• Question: What do you think the future of bio-engineering looks like?

    Asked by anon-187164 to Stewart, Miriam, Marton, Laura, Kathryn, David on 9 Nov 2018.
    • Photo: Stewart Martin-Haugh

      Stewart Martin-Haugh answered on 9 Nov 2018:


      I think it will be a while before people accept serious body modification.

      Look at something like laser eye surgery: it’s been around for over 25 years but most people are happy just to stick with glasses or contact lenses, even if they could afford the procedure. The side effects are rare but alarming, judging by the Wikipedia entry.

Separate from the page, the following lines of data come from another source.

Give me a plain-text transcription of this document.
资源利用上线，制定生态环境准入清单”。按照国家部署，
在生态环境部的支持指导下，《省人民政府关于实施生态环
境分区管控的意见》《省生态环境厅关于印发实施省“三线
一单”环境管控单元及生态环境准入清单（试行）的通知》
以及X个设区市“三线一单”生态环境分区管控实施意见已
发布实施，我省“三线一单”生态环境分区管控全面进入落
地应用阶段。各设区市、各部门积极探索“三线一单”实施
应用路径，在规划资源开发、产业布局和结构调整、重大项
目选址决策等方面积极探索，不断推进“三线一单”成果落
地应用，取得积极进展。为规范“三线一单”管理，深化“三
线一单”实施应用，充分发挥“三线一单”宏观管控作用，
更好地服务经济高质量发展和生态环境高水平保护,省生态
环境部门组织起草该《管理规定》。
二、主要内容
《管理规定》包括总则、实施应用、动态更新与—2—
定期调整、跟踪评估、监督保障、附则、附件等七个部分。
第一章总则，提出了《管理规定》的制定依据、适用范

I’ve never seriously considered it.

      Some wild speculation: once it’s possible to reliably regrow any body part then I imagine people will be happier to risk it. At that point I would be quite up for some new eyes. I don’t know how far away that is, of course!

      The next step beyond regrowing the limbs and body parts you have would be to have others: maybe you would like to have wings? What’s interesting for me at that point is how fluid your body image becomes, if you can just change it whenever you want. I think that’s the real change that would come in. Film and TV tends to be interested in people being stronger and faster (usually to kill others more effectively) but I never really understand, given that tanks and helicopters already exist.

    • Photo: Marton Olbei

      Marton Olbei answered on 10 Nov 2018:


      We are already doing things that would be considered science fiction a couple of decades ago. We can create glowing animals, bacteria that eat plastic or gather gold, we can program stem cells to grow into what we want them into, we can grow bodyparts on other animals.

      I think the future is going to be exciting! We might be able to bring back extinct animals, cure diseases that are untreatable today, and we push human ability so much further. This is the future I hope for, but it’s easy to imagine a more dystopic version as well.